Big Data using PySpark, Amazon Web Service (AWS), Google Colaboratory, and pgAdmin
Data analysts were tasked with analyzing Amazon reviews written by members of the paid Amazon Vine program.
Data from Amazon's Shoes department was analyzed to determine if having a paid Vine review makes a difference in the percentage of 5-star reviews.
The Extract, Transform, and Load (ETL) process was used on the Amazon Shoes dataset.
pgAdmin was utilized to connect to AWS, and pySpark and postgreSQL were used against the data set to create four separate DataFrames to match the table schema in pgAdmin.
The transformed data was then uploaded into AWS RDS.
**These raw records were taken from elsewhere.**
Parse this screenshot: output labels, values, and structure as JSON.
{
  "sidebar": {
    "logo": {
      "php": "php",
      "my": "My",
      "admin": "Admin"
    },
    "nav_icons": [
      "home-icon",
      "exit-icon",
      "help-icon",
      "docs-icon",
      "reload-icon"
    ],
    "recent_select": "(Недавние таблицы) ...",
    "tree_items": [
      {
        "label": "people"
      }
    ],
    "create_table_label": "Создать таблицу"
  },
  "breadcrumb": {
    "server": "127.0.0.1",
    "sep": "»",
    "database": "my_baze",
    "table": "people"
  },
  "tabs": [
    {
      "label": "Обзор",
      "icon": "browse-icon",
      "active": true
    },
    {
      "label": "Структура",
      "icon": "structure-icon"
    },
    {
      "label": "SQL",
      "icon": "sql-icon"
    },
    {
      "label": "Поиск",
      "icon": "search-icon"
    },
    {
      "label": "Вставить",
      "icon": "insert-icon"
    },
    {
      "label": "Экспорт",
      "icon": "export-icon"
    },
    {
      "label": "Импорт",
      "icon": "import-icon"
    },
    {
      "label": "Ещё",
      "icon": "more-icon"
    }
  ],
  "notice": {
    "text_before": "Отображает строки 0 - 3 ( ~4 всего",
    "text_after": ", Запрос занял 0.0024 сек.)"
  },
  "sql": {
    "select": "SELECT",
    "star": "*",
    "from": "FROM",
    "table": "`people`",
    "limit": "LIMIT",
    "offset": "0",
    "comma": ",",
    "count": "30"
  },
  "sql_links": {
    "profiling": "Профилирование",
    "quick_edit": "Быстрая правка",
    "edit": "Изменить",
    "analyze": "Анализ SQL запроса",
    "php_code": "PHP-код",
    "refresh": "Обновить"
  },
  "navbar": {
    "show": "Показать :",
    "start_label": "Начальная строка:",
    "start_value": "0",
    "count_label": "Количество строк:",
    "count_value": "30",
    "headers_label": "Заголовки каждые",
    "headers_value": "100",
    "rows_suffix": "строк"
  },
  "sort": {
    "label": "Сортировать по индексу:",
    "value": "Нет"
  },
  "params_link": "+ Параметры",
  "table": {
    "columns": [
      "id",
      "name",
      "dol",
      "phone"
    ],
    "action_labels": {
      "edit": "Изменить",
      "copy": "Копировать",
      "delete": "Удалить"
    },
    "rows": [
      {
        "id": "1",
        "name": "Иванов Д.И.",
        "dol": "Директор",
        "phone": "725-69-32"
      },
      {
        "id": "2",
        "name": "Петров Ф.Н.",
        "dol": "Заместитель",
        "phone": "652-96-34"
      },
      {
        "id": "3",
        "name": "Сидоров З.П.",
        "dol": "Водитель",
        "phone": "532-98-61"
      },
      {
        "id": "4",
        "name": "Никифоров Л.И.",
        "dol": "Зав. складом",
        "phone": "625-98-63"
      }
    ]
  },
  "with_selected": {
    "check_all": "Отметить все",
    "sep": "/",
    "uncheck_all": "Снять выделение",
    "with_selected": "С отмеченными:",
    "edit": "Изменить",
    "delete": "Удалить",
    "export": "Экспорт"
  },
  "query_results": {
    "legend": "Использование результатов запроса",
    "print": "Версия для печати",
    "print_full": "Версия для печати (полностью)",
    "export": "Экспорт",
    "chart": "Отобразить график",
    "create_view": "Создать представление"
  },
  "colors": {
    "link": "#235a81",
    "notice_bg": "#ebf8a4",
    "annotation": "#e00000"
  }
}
The total number of reviews was 4366916
The total number of 5-star reviews was 2639935
The total number of Vine 5-star reviews was 13
The total number of non-Vine 5-star reviews was 14475
The Percentage of Vine 5-star reviews was 59%
The Percentage of non-Vine 5-star reviews was 54%
Based on analysis of the sample selected from the Amazon Shoes reviews, Vine reviews did not appear to have affected the 5-star reviews. There are slightly more 5-star reviews from unpaid reviews.
Additional analysis might be performed on all other Amazon review datasets with the same parameters that were used for the Shoes dataset.